Conseil apicole : enfumer immédiatement la zone après une piqûre masque la phéromone d'alarme et évite la cascade défensive.

Phéromone de Nasanov

Émise par la glande de Nasanov (face dorsale du dernier segment abdominal), elle attire les congénères vers un point précis : une nouvelle source d'eau, une entrée de ruche après orientation, un essaim en train de se reformer sur une branche. Comportement caractéristique : abdomen relevé, ailes battant pour ventiler l'odeur.

3. Les sons et vibrations

La ruche est sonore. Plusieurs signaux acoustiques ont été identifiés :

  • Piping (toot) de la reine : la jeune reine émergée pousse des « tût-tût » à 400 Hz pour signaler sa présence aux ouvrières et défier ses rivales.
  • Quacking : les futures reines encore dans leur cellule royale répondent par un son plus grave — la première à émerger essaiera de tuer ses sœurs avant qu'elles ne sortent.
  • Stop-signal : une vibration brève (~380 Hz, 150 ms) qu'une butineuse adresse à une danseuse en la heurtant tête contre thorax, pour signaler que la source en question est devenue dangereuse (prédateur observé). Elle inhibe le recrutement.
  • Bourdonnement collectif : intensité et fréquence varient avec la température, le stress, la préparation à l'essaimage. Les capteurs sonores IoT (Bee2Beep, Optibee) exploitent ces variations pour détecter à distance l'imminence d'un essaimage.

4. La trophallaxie : nourriture + information

La trophallaxie n'est pas qu'un transfert d'aliment : c'est un véhicule de signaux chimiques (hormones juvéniles, peptides, phéromones internes) qui circulent dans toute la colonie en quelques heures. Des études ont montré qu'une ouvrière reçoit en moyenne 6 à 8 trophallaxies par jour.

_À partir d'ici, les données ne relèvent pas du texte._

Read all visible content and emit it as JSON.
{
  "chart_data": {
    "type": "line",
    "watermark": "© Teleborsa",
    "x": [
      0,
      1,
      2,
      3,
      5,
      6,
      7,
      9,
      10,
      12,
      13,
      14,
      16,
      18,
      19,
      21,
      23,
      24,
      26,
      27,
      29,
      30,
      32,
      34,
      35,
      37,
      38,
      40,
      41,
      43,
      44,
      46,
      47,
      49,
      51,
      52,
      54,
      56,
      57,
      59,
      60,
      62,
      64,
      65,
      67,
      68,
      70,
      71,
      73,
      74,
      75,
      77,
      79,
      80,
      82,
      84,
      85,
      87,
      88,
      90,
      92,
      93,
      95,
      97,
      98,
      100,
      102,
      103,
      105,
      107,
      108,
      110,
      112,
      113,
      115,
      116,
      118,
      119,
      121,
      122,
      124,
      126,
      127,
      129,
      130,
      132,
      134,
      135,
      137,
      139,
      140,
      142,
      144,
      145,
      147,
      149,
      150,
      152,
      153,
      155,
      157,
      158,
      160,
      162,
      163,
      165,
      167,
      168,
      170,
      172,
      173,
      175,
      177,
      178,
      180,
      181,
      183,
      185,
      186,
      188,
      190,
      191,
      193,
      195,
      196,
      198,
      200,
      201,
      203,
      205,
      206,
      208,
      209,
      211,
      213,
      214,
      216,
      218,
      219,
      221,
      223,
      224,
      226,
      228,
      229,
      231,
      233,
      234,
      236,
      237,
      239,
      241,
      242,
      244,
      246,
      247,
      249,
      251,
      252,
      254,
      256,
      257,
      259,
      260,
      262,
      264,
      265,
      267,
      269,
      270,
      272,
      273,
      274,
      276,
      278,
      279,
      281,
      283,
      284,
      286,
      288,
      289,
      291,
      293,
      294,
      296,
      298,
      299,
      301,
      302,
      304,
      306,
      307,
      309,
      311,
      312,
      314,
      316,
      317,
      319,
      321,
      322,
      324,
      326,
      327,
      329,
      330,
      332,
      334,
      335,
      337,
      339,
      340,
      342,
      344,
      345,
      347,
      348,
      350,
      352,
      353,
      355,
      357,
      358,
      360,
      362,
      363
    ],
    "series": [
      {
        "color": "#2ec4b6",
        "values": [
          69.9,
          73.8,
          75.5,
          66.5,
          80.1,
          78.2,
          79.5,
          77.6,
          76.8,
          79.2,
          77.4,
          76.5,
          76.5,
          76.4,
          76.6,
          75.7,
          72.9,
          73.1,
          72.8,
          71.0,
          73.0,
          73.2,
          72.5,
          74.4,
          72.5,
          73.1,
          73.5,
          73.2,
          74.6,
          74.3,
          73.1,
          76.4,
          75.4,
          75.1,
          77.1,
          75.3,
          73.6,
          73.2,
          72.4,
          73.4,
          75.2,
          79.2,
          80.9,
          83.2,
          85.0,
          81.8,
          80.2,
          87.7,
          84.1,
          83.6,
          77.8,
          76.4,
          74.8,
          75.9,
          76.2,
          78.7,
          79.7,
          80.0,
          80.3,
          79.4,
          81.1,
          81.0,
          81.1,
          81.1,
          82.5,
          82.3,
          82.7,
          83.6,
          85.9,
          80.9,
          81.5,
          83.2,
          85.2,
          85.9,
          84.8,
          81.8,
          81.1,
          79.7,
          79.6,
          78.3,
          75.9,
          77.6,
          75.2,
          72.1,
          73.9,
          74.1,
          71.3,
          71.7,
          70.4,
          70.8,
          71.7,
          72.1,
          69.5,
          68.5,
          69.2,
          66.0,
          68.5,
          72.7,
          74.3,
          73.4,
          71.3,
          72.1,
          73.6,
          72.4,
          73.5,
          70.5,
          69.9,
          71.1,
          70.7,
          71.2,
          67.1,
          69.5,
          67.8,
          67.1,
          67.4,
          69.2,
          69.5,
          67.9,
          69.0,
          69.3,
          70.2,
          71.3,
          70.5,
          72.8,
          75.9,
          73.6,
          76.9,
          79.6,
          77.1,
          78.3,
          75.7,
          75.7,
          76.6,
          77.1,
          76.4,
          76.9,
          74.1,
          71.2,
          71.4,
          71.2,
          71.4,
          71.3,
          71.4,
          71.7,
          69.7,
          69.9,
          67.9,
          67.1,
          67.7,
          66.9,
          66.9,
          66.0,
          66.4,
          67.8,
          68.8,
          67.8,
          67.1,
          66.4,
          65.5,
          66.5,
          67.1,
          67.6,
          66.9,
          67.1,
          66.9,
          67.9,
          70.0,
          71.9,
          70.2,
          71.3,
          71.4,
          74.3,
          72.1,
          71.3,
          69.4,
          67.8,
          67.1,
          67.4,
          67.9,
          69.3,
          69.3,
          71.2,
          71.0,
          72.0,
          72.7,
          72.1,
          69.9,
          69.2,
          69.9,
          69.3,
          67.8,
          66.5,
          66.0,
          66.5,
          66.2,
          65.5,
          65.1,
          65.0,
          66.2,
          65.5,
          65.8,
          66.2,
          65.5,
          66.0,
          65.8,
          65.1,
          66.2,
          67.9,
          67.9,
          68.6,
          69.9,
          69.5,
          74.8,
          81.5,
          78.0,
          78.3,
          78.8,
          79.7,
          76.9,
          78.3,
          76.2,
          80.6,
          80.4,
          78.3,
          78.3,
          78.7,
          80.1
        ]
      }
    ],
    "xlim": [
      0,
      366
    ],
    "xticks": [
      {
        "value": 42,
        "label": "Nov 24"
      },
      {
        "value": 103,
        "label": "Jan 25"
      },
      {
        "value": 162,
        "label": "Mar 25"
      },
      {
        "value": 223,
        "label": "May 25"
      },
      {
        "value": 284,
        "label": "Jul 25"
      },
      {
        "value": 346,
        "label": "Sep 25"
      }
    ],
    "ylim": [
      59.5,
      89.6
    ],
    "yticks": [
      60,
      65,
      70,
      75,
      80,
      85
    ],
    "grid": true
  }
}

5 faits utiles à l'apiculteur

  1. Source de nectar à plus de 100 m : si l'on voit les butineuses faire la danse en huit, on sait que la miellée principale est éloignée. La direction donnée à la ruche peut être déduite si l'on observe à l'ouverture en plaçant un cadre noir face soleil.
  2. Une seule piqûre attire les autres : la phéromone d'alarme persiste 10–20 minutes. Enfumer la zone et s'éloigner casse la cascade.
  3. L'odeur de banane = signal d'alarme : porter un vêtement parfumé fruité (en particulier banane) près d'une ruche peut déclencher des piqûres.
  4. Le piping de la reine est audible par l'apiculteur attentif au moment de la visite : il indique une jeune reine émergée, donc soit une succession en cours, soit une post-essaimage.
  5. Capteurs sonores : depuis les années 2020, plusieurs dispositifs IoT analysent en continu le bourdonnement pour détecter l'essaimage 24–48 h avant qu'il n'ait lieu.